Hagino R T, Valentine R J, Clagett G P
Department of Surgery, University of Texas Southwestern Medical School, Dallas, USA.
J Am Coll Surg. 1997 Mar;184(3):245-8.
Acute acalculous cholecystitis is rare in patients undergoing aortic surgery; but, this condition is associated with a high mortality rate. With their comorbid medical problems, patients undergoing aortic reconstruction may have a higher mortality associated with acute acalculous cholecystitis.
By retrospectively reviewing patient charts, we studied the prevalence, demographics, details of antecedant aortic procedures, hospital course, and outcome of patients with acute acalculous cholecystitis after aortic surgery.
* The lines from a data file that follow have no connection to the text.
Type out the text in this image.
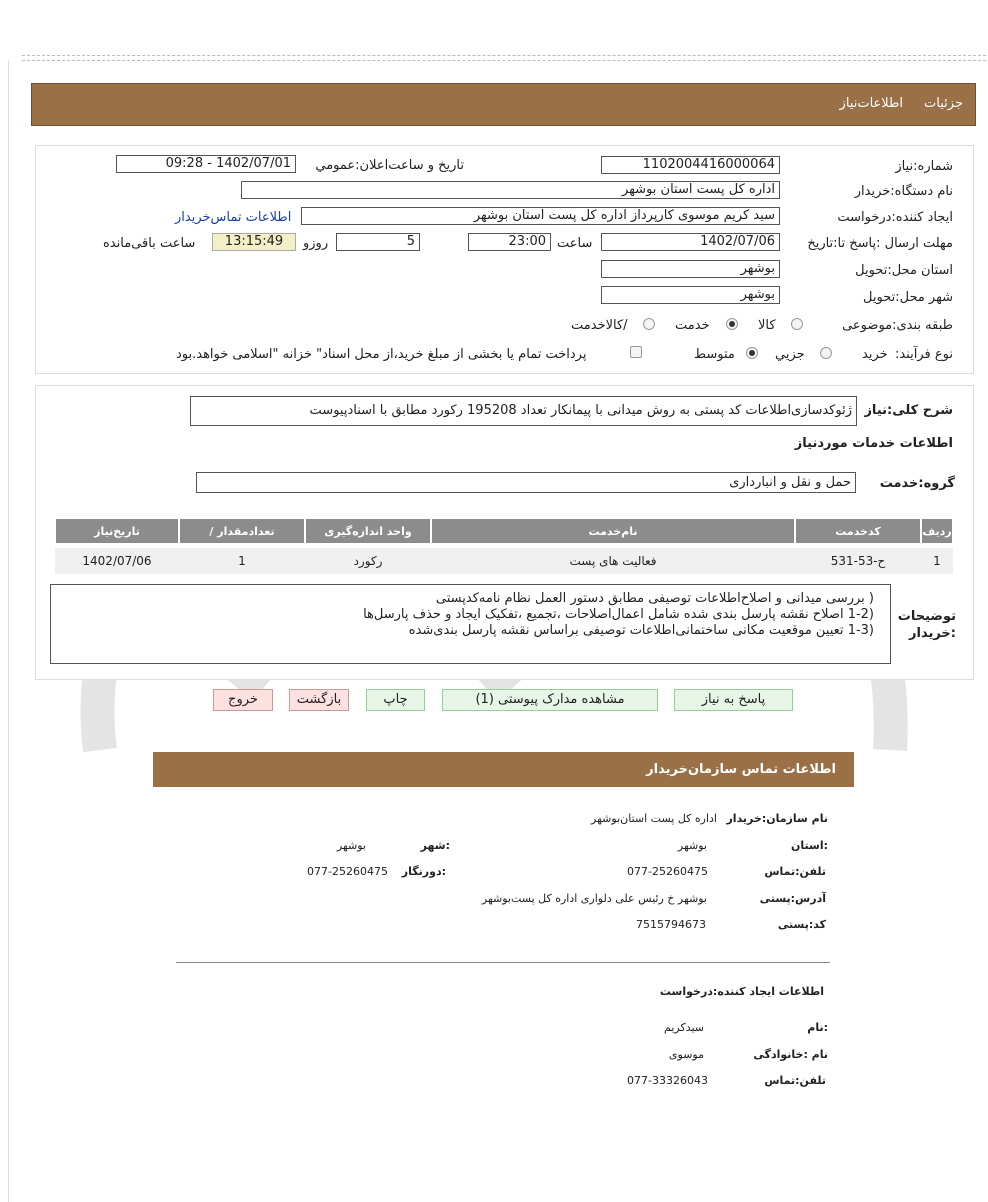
جزئیات
اطلاعات‌نیاز
شماره:نیاز
1102004416000064
تاریخ و ساعت‌اعلان:عمومي
1402/07/01 - 09:28
نام دستگاه:خریدار
اداره کل پست استان بوشهر
ایجاد کننده:درخواست
سید کریم موسوی کارپرداز اداره کل پست استان بوشهر
اطلاعات تماس‌خریدار
مهلت ارسال :پاسخ تا:تاریخ
1402/07/06
ساعت
23:00
5
روزو
13:15:49
ساعت باقی‌مانده
استان محل:تحویل
بوشهر
شهر محل:تحویل
بوشهر
طبقه بندی:موضوعی
کالا
خدمت
/کالاخدمت
نوع فرآیند:
خرید
جزيي
متوسط
پرداخت تمام یا بخشی از مبلغ خرید،از محل اسناد" خزانه "اسلامی خواهد.بود
شرح کلی:نیاز
ژئوکدسازی‌اطلاعات کد پستی به روش میدانی با پیمانکار تعداد 195208 رکورد مطابق با اسنادپیوست
اطلاعات خدمات موردنیاز
گروه:خدمت
حمل و نقل و انبارداری
ردیف
کدخدمت
نام‌خدمت
واحد اندازه‌گیری
/ تعدادمقدار
تاریخ‌نیاز
1
ح-53-531
فعالیت های پست
رکورد
1
1402/07/06
توضیحات :خریدار
( بررسی میدانی و اصلاح‌اطلاعات توصیفی مطابق دستور العمل نظام نامه‌کدپستی
(1-2 اصلاح نقشه پارسل بندی شده شامل اعمال‌اصلاحات ،تجمیع ،تفکیک ایجاد و حذف پارسل‌ها
(1-3 تعیین موقعیت مکانی ساختمانی‌اطلاعات توصیفی براساس نقشه پارسل بندی‌شده
پاسخ به نیاز
مشاهده مدارک پیوستی (1)
چاپ
بازگشت
خروج
اطلاعات تماس سازمان‌خریدار
نام سازمان:خریدار
اداره کل پست استان‌بوشهر
:استان
بوشهر
:شهر
بوشهر
تلفن:تماس
077-25260475
:دورنگار
077-25260475
آدرس:پستی
بوشهر خ رئیس علی دلواری اداره کل پست‌بوشهر
کد:پستی
7515794673
اطلاعات ایجاد کننده:درخواست
:نام
سیدکریم
نام :خانوادگی
موسوی
تلفن:تماس
077-33326043
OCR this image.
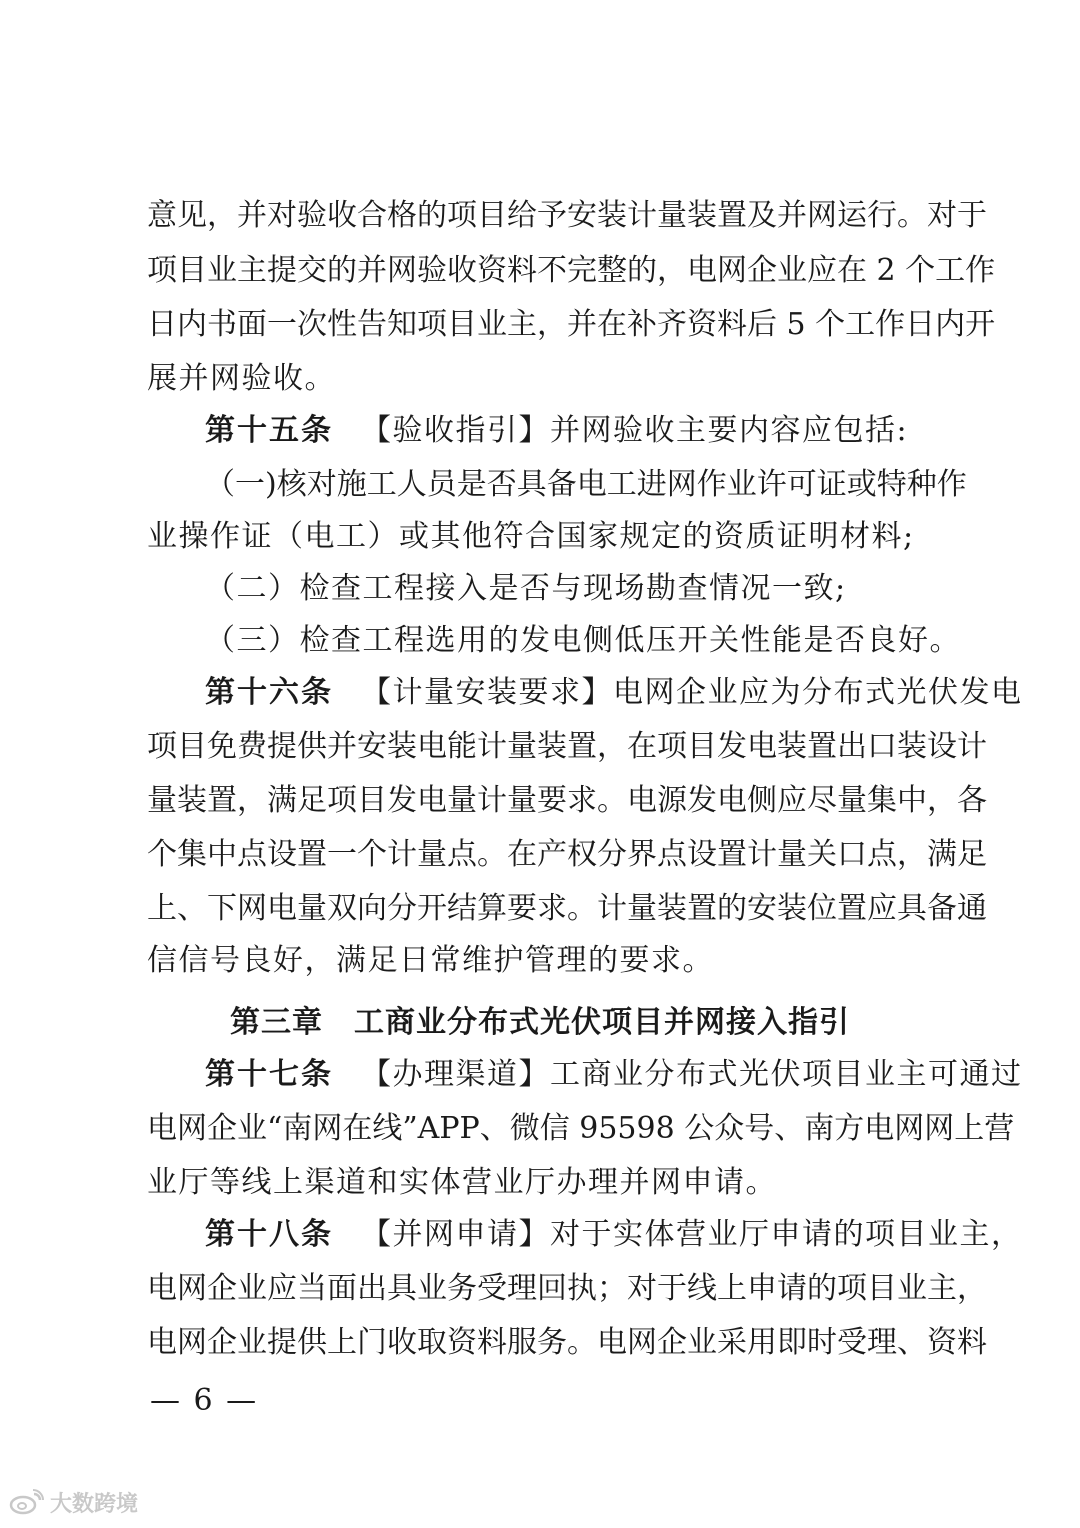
意见，并对验收合格的项目给予安装计量装置及并网运行。对于
项目业主提交的并网验收资料不完整的，电网企业应在 2 个工作
日内书面一次性告知项目业主，并在补齐资料后 5 个工作日内开
展并网验收。
第十五条 【验收指引】并网验收主要内容应包括:
（一)核对施工人员是否具备电工进网作业许可证或特种作
业操作证（电工）或其他符合国家规定的资质证明材料;
（二）检查工程接入是否与现场勘查情况一致;
（三）检查工程选用的发电侧低压开关性能是否良好。
第十六条 【计量安装要求】电网企业应为分布式光伏发电
项目免费提供并安装电能计量装置，在项目发电装置出口装设计
量装置，满足项目发电量计量要求。电源发电侧应尽量集中，各
个集中点设置一个计量点。在产权分界点设置计量关口点，满足
上、下网电量双向分开结算要求。计量装置的安装位置应具备通
信信号良好，满足日常维护管理的要求。
第三章　工商业分布式光伏项目并网接入指引
第十七条 【办理渠道】工商业分布式光伏项目业主可通过
电网企业“南网在线”APP、微信 95598 公众号、南方电网网上营
业厅等线上渠道和实体营业厅办理并网申请。
第十八条 【并网申请】对于实体营业厅申请的项目业主，
电网企业应当面出具业务受理回执；对于线上申请的项目业主，
电网企业提供上门收取资料服务。电网企业采用即时受理、资料
— 6 —
大数跨境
In the past 10 years, 7 of the 996 patients who underwent aortic reconstruction at our institution developed postoperative acute acalculous cholecystitis. These patients were all nondiabetic men with a mean age of 66 +/- 4 years (range, 50 to 76 years). Previous aortic operations included four infrarenal aneurysmorrhaphies (three elective, one urgent for a ruptured aneurysm), two aortofemoral bypasses for occlusive disease, and a removal of an infected aortic prosthesis. Six patients had prolonged intraoperative hypotension and increased blood transfusion requirements. All patients had postoperative multiorgan dysfunction. The patients developed fever, leukocytosis, elevated liver function test levels, and other signs and symptoms of acute acalculous cholecystitis a mean of 32 days (range, 9 to 90 days) after operation. Preoperative diagnosis was made in five patients based on clinical examination, laboratory test results, and adjunctive noninvasive test results. Two patients required laparotomy to make the diagnosis of acute acalculous cholecystitis. Five patients underwent cholecystectomy, and two had placement of cholecystostomy tubes. Gangrene or perforation was evident in most. Overall mortality was 71 percent.
Acute acalculous cholecystitis is the most common postoperative biliary complication after aortic surgery. The diagnosis should be entertained in patients with signs of abdominal sepsis after aortic surgery, especially those with a complicated postoperative course. Even if acute acalculous cholecystitis is diagnosed before exploration, mortality remains high.
急性非结石性胆囊炎在接受主动脉手术的患者中较为罕见;但这种情况与高死亡率相关。由于合并有其他内科问题,接受主动脉重建手术的患者因急性非结石性胆囊炎可能有更高的死亡率。
通过回顾性查阅患者病历,我们研究了主动脉手术后急性非结石性胆囊炎患者的患病率、人口统计学特征、先前主动脉手术的详细情况、住院病程及预后。
在过去10年中,我们机构996例接受主动脉重建手术的患者中有7例发生了术后急性非结石性胆囊炎。这些患者均为非糖尿病男性,平均年龄66±4岁(范围50至76岁)。先前的主动脉手术包括4例肾下腹主动脉瘤修补术(3例择期,1例因动脉瘤破裂急诊)、2例因闭塞性疾病行主动脉股动脉旁路移植术以及1例感染性主动脉人工血管移除术。6例患者术中出现长时间低血压且输血需求增加。所有患者术后均出现多器官功能障碍。患者在术后平均32天(范围9至90天)出现发热、白细胞增多、肝功能检查水平升高及其他急性非结石性胆囊炎的体征和症状。5例患者根据临床检查、实验室检查结果及辅助性非侵入性检查结果在术前得以诊断。2例患者需行剖腹手术才能诊断为急性非结石性胆囊炎。5例患者接受了胆囊切除术,2例患者置入了胆囊造瘘管。多数患者有坏疽或穿孔。总体死亡率为71%。
急性非结石性胆囊炎是主动脉手术后最常见的术后胆道并发症。对于主动脉手术后出现腹部感染迹象的患者,尤其是术后病程复杂的患者,应考虑该诊断。即使在探查前诊断出急性非结石性胆囊炎,死亡率仍然很高。